You see for a while now, I have been wanting, needing, to get healthy. Today was the day I planned on starting a health routine or what I’m calling my health thing because I simply do not know what the hell to call it. But, I’m so frustrated with it. I’ve dieted so many times, faithfully too, in which no results were produced. I worked out before. I tried all kinds of weight loss methods. Hell I even went to the doctor wishing there was a reason I wouldn’t lose weight. “Please lord let the doctor tell me my thyroid is slow or my metabolism doesn’t work!!” I just didn’t want the hassle.
Or maybe disappointment.
When you mention you’re on a diet everybody and their mother comes out of the wood works and simply KNOWS what’s best for you. Nothing annoys me more than a skinny bitch telling me how to diet. I mean I lose more weight in sweat in the heat than this bitch weighs soaking wet. And while I love my friends, and appreciate their advice, this isn’t about them. Furthermore, I’m not even talking about them… I’m referencing the Facebook friends, or sometimes friends or family members. All of a sudden everybody is a nutritionist and all of sudden people want to speak to you again, “encourage” you when in reality they are fake and would love to see you fail. They just want to look you up and down and belittle you so they can feel better about themselves. Fuck that. I can’t be bothered with all that.
So what’s different this time? Why bother to try again? It’s simple: I’m not trying to lose weight! Take the expectation out of the scenario. I’m just doing what I think is good for my health, physically yes, but mostly mentally. I need to feel productive. So, I will eat right, eliminate vices that are killing me, and work out. Make things less complicated. It can be that simple.
And I’m keeping my mouth shut. I told two friends, maybe three, and my hubby (and a few days later my cousin who is my work out guru) . It feels awesome. I’m doing this for myself, not other people. So there is no need to proclaim on facebook “ hey I’m on a diet!”.
So why the blog you may be thinking.
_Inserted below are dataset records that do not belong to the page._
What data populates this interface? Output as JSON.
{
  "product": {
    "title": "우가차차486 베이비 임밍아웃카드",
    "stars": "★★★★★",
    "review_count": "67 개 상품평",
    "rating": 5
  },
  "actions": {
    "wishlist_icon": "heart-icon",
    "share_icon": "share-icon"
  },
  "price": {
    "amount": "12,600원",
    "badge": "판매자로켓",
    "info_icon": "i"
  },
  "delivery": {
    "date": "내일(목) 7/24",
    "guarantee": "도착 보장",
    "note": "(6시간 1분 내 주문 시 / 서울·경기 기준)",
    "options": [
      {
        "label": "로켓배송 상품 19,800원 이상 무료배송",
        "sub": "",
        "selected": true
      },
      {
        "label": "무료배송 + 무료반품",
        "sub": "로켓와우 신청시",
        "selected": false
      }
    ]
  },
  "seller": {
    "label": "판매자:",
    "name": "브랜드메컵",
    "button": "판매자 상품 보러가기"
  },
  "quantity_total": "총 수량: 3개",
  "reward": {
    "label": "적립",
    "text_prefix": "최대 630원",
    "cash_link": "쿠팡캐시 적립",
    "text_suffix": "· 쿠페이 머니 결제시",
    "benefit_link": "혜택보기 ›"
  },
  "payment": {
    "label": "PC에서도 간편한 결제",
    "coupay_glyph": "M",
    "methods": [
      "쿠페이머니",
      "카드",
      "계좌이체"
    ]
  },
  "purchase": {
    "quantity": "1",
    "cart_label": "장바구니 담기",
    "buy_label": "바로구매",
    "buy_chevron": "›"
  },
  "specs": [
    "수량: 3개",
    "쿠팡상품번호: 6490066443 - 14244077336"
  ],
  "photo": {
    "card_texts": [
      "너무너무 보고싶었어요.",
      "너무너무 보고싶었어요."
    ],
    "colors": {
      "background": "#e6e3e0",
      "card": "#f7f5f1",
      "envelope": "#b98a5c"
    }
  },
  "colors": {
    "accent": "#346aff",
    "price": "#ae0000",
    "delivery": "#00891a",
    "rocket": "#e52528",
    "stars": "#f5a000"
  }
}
I’m not a hypocrite. I want to share my experience. I want to document it. I also want to write again. I’m hoping writing this diet blog, I”ll get back into the groove of writing and continue other writing projects I started and never saw through. Like I said, this health this is more than just physical. I want to follow through on SOMETHING. I need it mentally just as much as I do physically.
Those were the mistakes I’ve made in the past, caring about the wrong things for the wrong reasons. I cared about losing massive amounts of weight. I cared about people looking at me and saying “Oh, you lost lots of weight!”. I cared and cared and cared and for what? I realized it’s not about losing a ton of weight. Big, small it doesn’t matter. I’m sure I will drop a few pounds here and there if I stay on this healthy path. But I’m not expecting too. I’m not expecting anything. It’s not about what the scale says. I just want to stay on this healthy routine, diet and exercise and giving up things in which are bad. Like I said, it really is that simple. Want to be healthy? Do healthy things. Take the numbers out of the equation. It doesn’t matter what the scale reads.
So I’m ready. For me. To give up expectations. To worry less. To care less. To take care of MYSELF. To be healthy…and not expect or anticipate things to come in terms of my actions.
Let’s un-complicate matters. Let it be just that simple. Be healthy. Do healthy things.
Let’s riot the traditional way of dieting.
It’s time for a change. I’m a plus size woman. Age 24. And I’m fighting back against the conventional sense of beauty. I”m big and I’m beautiful. The number on the scale isn’t my issue.The issue is i FEEL I’m fat and have more jiggle then sizzle and I’m sluggish..and THAT needs to change. And I’m going to do it the best way i know. Diet, exercise …. rebel style … an all out riot against the way my life has become.